Google mal Rob Staigis-Wolsbarsch,

der kann dir dazu sehr viel sagen.#h


----------



## kati48268 (6. April 2013)

*AW: Wolfsbarsch Zeeland*

An der Oosterschelde haben sich auch mal ein paar Silberrücken aus dem Board rumgetrieben, vielleicht findest du da ein paar Infos für dich:
http://www.anglerpraxis.de/ausgaben...-oosterschelde-alte-saecke-auf-wolfsjagd.html

Das von Kauli genannte Buch ist sehr zu empfehlen.
Dies ist die HP von Robert:
http://wolfsbarsch.com/


----------



## Passion11 (8. April 2013)

*AW: Wolfsbarsch Zeeland*

OK, danke für die Empfehlungen. Falls sonst noch jemand Tipps bezüglich speziellen Stellen hat. Gerne!!!


----------



## Michael_05er (8. April 2013)

*AW: Wolfsbarsch Zeeland*

Falls Du nicht über Robs Homepage darauf stößt (die ich Dir auch sehr ans Herz lege, wie auch das Buch): In Collijnsplaat gibt es einen Angelladen, den Du auf jeden Fall besuchen solltest, wenn Du dort bist. Da kannst Du aktuelle Köder- und Angelstellen-Tipps bekommen. Es gibt auch die Möglichkeit für einen Bootstrip mit Bas oder Chris, ich glaube, das haben die weiter oben genannten "Board-Oldies" gemacht.
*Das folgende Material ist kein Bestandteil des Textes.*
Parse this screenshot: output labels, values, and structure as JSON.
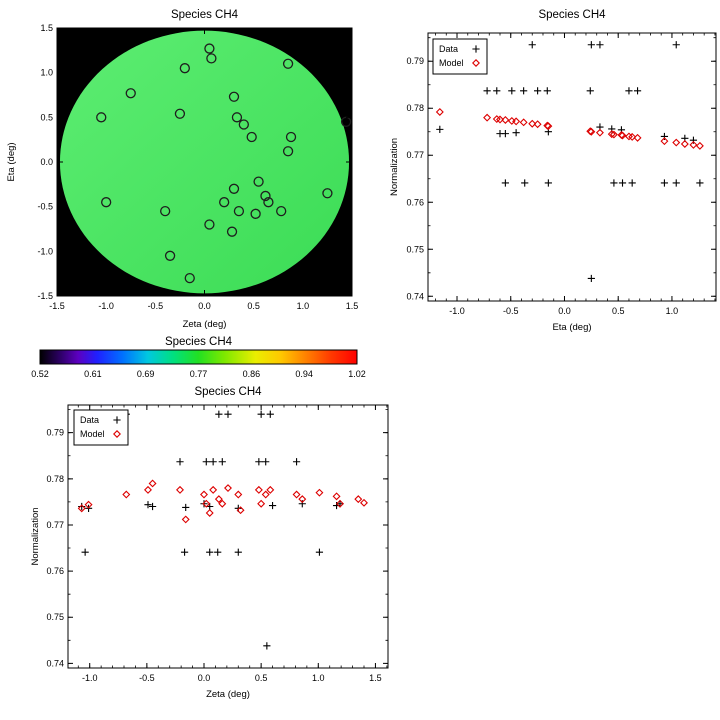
{
  "figure": {
    "background": "#ffffff"
  },
  "colors": {
    "data_marker": "#000000",
    "model_marker": "#dd0000",
    "map_background": "#000000",
    "disk_green": "#46e45f"
  },
  "chart_data": [
    {
      "id": "map",
      "type": "scatter",
      "title": "Species CH4",
      "xlabel": "Zeta (deg)",
      "ylabel": "Eta (deg)",
      "xlim": [
        -1.5,
        1.5
      ],
      "ylim": [
        -1.5,
        1.5
      ],
      "xticks": [
        -1.5,
        -1.0,
        -0.5,
        0.0,
        0.5,
        1.0,
        1.5
      ],
      "xtick_labels": [
        "-1.5",
        "-1.0",
        "-0.5",
        "0.0",
        "0.5",
        "1.0",
        "1.5"
      ],
      "yticks": [
        -1.5,
        -1.0,
        -0.5,
        0.0,
        0.5,
        1.0,
        1.5
      ],
      "ytick_labels": [
        "-1.5",
        "-1.0",
        "-0.5",
        "0.0",
        "0.5",
        "1.0",
        "1.5"
      ],
      "background": "#000000",
      "disk": {
        "center": [
          0,
          0
        ],
        "radius": 1.47,
        "color_top_left": "#5ded72",
        "color_bottom_right": "#3bdc55"
      },
      "series": [
        {
          "name": "sightline-positions",
          "marker": "open-circle",
          "color": "#1e1e1e",
          "points": [
            [
              0.05,
              1.27
            ],
            [
              0.07,
              1.16
            ],
            [
              -0.2,
              1.05
            ],
            [
              0.85,
              1.1
            ],
            [
              -0.75,
              0.77
            ],
            [
              0.3,
              0.73
            ],
            [
              -1.05,
              0.5
            ],
            [
              -0.25,
              0.54
            ],
            [
              0.33,
              0.5
            ],
            [
              0.4,
              0.42
            ],
            [
              0.48,
              0.28
            ],
            [
              1.44,
              0.45
            ],
            [
              0.88,
              0.28
            ],
            [
              0.85,
              0.12
            ],
            [
              -1.0,
              -0.45
            ],
            [
              -0.4,
              -0.55
            ],
            [
              0.2,
              -0.45
            ],
            [
              0.3,
              -0.3
            ],
            [
              0.55,
              -0.22
            ],
            [
              0.35,
              -0.55
            ],
            [
              0.52,
              -0.58
            ],
            [
              0.65,
              -0.45
            ],
            [
              0.78,
              -0.55
            ],
            [
              1.25,
              -0.35
            ],
            [
              0.05,
              -0.7
            ],
            [
              0.28,
              -0.78
            ],
            [
              -0.35,
              -1.05
            ],
            [
              -0.15,
              -1.3
            ],
            [
              0.62,
              -0.38
            ]
          ]
        }
      ]
    },
    {
      "id": "colorbar",
      "type": "colorbar",
      "title": "Species CH4",
      "tick_labels": [
        "0.52",
        "0.61",
        "0.69",
        "0.77",
        "0.86",
        "0.94",
        "1.02"
      ],
      "gradient": [
        [
          0.0,
          "#000000"
        ],
        [
          0.06,
          "#2a0060"
        ],
        [
          0.12,
          "#5c00c0"
        ],
        [
          0.18,
          "#2020ff"
        ],
        [
          0.26,
          "#0070ff"
        ],
        [
          0.34,
          "#00c8e0"
        ],
        [
          0.42,
          "#00e080"
        ],
        [
          0.5,
          "#22e022"
        ],
        [
          0.58,
          "#7ce800"
        ],
        [
          0.68,
          "#eaee00"
        ],
        [
          0.76,
          "#ffc800"
        ],
        [
          0.84,
          "#ff8000"
        ],
        [
          0.92,
          "#ff3800"
        ],
        [
          1.0,
          "#ff0000"
        ]
      ]
    },
    {
      "id": "eta",
      "type": "scatter",
      "title": "Species CH4",
      "xlabel": "Eta (deg)",
      "ylabel": "Normalization",
      "xlim": [
        -1.27,
        1.41
      ],
      "ylim": [
        0.739,
        0.796
      ],
      "xticks": [
        -1.0,
        -0.5,
        0.0,
        0.5,
        1.0
      ],
      "xtick_labels": [
        "-1.0",
        "-0.5",
        "0.0",
        "0.5",
        "1.0"
      ],
      "yticks": [
        0.74,
        0.75,
        0.76,
        0.77,
        0.78,
        0.79
      ],
      "ytick_labels": [
        "0.74",
        "0.75",
        "0.76",
        "0.77",
        "0.78",
        "0.79"
      ],
      "legend": {
        "entries": [
          {
            "label": "Data",
            "marker": "plus",
            "color": "#000000"
          },
          {
            "label": "Model",
            "marker": "diamond",
            "color": "#dd0000"
          }
        ]
      },
      "series": [
        {
          "name": "Data",
          "marker": "plus",
          "color": "#000000",
          "points": [
            [
              -0.3,
              0.7935
            ],
            [
              0.25,
              0.7935
            ],
            [
              0.33,
              0.7935
            ],
            [
              1.04,
              0.7935
            ],
            [
              -0.72,
              0.7837
            ],
            [
              -0.63,
              0.7837
            ],
            [
              -0.49,
              0.7837
            ],
            [
              -0.38,
              0.7837
            ],
            [
              -0.25,
              0.7837
            ],
            [
              -0.16,
              0.7837
            ],
            [
              0.24,
              0.7837
            ],
            [
              0.6,
              0.7837
            ],
            [
              0.68,
              0.7837
            ],
            [
              -1.16,
              0.7755
            ],
            [
              -0.6,
              0.7746
            ],
            [
              -0.55,
              0.7746
            ],
            [
              -0.45,
              0.7748
            ],
            [
              -0.15,
              0.775
            ],
            [
              0.33,
              0.776
            ],
            [
              0.44,
              0.7756
            ],
            [
              0.53,
              0.7754
            ],
            [
              0.93,
              0.774
            ],
            [
              1.12,
              0.7736
            ],
            [
              1.2,
              0.7732
            ],
            [
              -0.55,
              0.7641
            ],
            [
              -0.37,
              0.7641
            ],
            [
              -0.15,
              0.7641
            ],
            [
              0.46,
              0.7641
            ],
            [
              0.54,
              0.7641
            ],
            [
              0.63,
              0.7641
            ],
            [
              0.93,
              0.7641
            ],
            [
              1.04,
              0.7641
            ],
            [
              1.26,
              0.7641
            ],
            [
              0.25,
              0.7438
            ]
          ]
        },
        {
          "name": "Model",
          "marker": "diamond",
          "color": "#dd0000",
          "points": [
            [
              -1.16,
              0.7792
            ],
            [
              -0.72,
              0.778
            ],
            [
              -0.63,
              0.7777
            ],
            [
              -0.6,
              0.7776
            ],
            [
              -0.55,
              0.7775
            ],
            [
              -0.49,
              0.7773
            ],
            [
              -0.45,
              0.7772
            ],
            [
              -0.38,
              0.777
            ],
            [
              -0.3,
              0.7767
            ],
            [
              -0.25,
              0.7766
            ],
            [
              -0.16,
              0.7763
            ],
            [
              -0.15,
              0.7762
            ],
            [
              0.24,
              0.7751
            ],
            [
              0.25,
              0.775
            ],
            [
              0.33,
              0.7748
            ],
            [
              0.44,
              0.7745
            ],
            [
              0.46,
              0.7744
            ],
            [
              0.53,
              0.7743
            ],
            [
              0.54,
              0.7742
            ],
            [
              0.6,
              0.774
            ],
            [
              0.63,
              0.7739
            ],
            [
              0.68,
              0.7737
            ],
            [
              0.93,
              0.773
            ],
            [
              1.04,
              0.7727
            ],
            [
              1.12,
              0.7724
            ],
            [
              1.2,
              0.7722
            ],
            [
              1.26,
              0.772
            ]
          ]
        }
      ]
    },
    {
      "id": "zeta",
      "type": "scatter",
      "title": "Species CH4",
      "xlabel": "Zeta (deg)",
      "ylabel": "Normalization",
      "xlim": [
        -1.19,
        1.61
      ],
      "ylim": [
        0.739,
        0.796
      ],
      "xticks": [
        -1.0,
        -0.5,
        0.0,
        0.5,
        1.0,
        1.5
      ],
      "xtick_labels": [
        "-1.0",
        "-0.5",
        "0.0",
        "0.5",
        "1.0",
        "1.5"
      ],
      "yticks": [
        0.74,
        0.75,
        0.76,
        0.77,
        0.78,
        0.79
      ],
      "ytick_labels": [
        "0.74",
        "0.75",
        "0.76",
        "0.77",
        "0.78",
        "0.79"
      ],
      "legend": {
        "entries": [
          {
            "label": "Data",
            "marker": "plus",
            "color": "#000000"
          },
          {
            "label": "Model",
            "marker": "diamond",
            "color": "#dd0000"
          }
        ]
      },
      "series": [
        {
          "name": "Data",
          "marker": "plus",
          "color": "#000000",
          "points": [
            [
              -0.68,
              0.794
            ],
            [
              0.13,
              0.794
            ],
            [
              0.21,
              0.794
            ],
            [
              0.5,
              0.794
            ],
            [
              0.58,
              0.794
            ],
            [
              -0.21,
              0.7837
            ],
            [
              0.02,
              0.7837
            ],
            [
              0.08,
              0.7837
            ],
            [
              0.16,
              0.7837
            ],
            [
              0.48,
              0.7837
            ],
            [
              0.54,
              0.7837
            ],
            [
              0.81,
              0.7837
            ],
            [
              -1.07,
              0.774
            ],
            [
              -1.01,
              0.7736
            ],
            [
              -0.49,
              0.7744
            ],
            [
              -0.45,
              0.774
            ],
            [
              -0.16,
              0.7738
            ],
            [
              0.0,
              0.7746
            ],
            [
              0.05,
              0.774
            ],
            [
              0.3,
              0.7736
            ],
            [
              0.6,
              0.7742
            ],
            [
              0.86,
              0.7746
            ],
            [
              1.16,
              0.7742
            ],
            [
              1.19,
              0.7746
            ],
            [
              -1.04,
              0.7641
            ],
            [
              -0.17,
              0.7641
            ],
            [
              0.05,
              0.7641
            ],
            [
              0.12,
              0.7641
            ],
            [
              0.3,
              0.7641
            ],
            [
              1.01,
              0.7641
            ],
            [
              0.55,
              0.7438
            ]
          ]
        },
        {
          "name": "Model",
          "marker": "diamond",
          "color": "#dd0000",
          "points": [
            [
              -1.07,
              0.7736
            ],
            [
              -1.01,
              0.7744
            ],
            [
              -0.68,
              0.7766
            ],
            [
              -0.49,
              0.7776
            ],
            [
              -0.45,
              0.779
            ],
            [
              -0.21,
              0.7776
            ],
            [
              -0.16,
              0.7712
            ],
            [
              0.0,
              0.7766
            ],
            [
              0.02,
              0.7746
            ],
            [
              0.05,
              0.7726
            ],
            [
              0.08,
              0.7776
            ],
            [
              0.13,
              0.7756
            ],
            [
              0.16,
              0.7746
            ],
            [
              0.21,
              0.778
            ],
            [
              0.3,
              0.7766
            ],
            [
              0.32,
              0.7732
            ],
            [
              0.48,
              0.7776
            ],
            [
              0.5,
              0.7746
            ],
            [
              0.54,
              0.7766
            ],
            [
              0.58,
              0.7776
            ],
            [
              0.81,
              0.7766
            ],
            [
              0.86,
              0.7756
            ],
            [
              1.01,
              0.777
            ],
            [
              1.16,
              0.7762
            ],
            [
              1.19,
              0.7746
            ],
            [
              1.35,
              0.7756
            ],
            [
              1.4,
              0.7748
            ]
          ]
        }
      ]
    }
  ]
}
Als Beißzeiten werden die Gezeitenwechsel empfohlen. Von den Stellen, die Du nanntest, kenne ich nur Neeltje Jans, das ist eine gute Stelle. Als Köder werden meines Wissens eher Wobbler oder Gummifische genutzt, Blinker sind seltener im Gebrauch.

Grüße,
Michael


----------



## Thomas9904 (8. April 2013)

*AW: Wolfsbarsch Zeeland*



> Es gibt auch die Möglichkeit für einen Bootstrip mit Bas oder Chris, ich glaube, das haben die weiter oben genannten "Board-Oldies" gemacht.


Jepp, haben wir, empfehlenswert, nicht billig allerdings..

Bas kann Dir im Laden aber sicher sagen, was, wo, wie und wann gerade aktuell da in der Oosterschelde läuft. Auch was vom Ufer aus möglich ist.


----------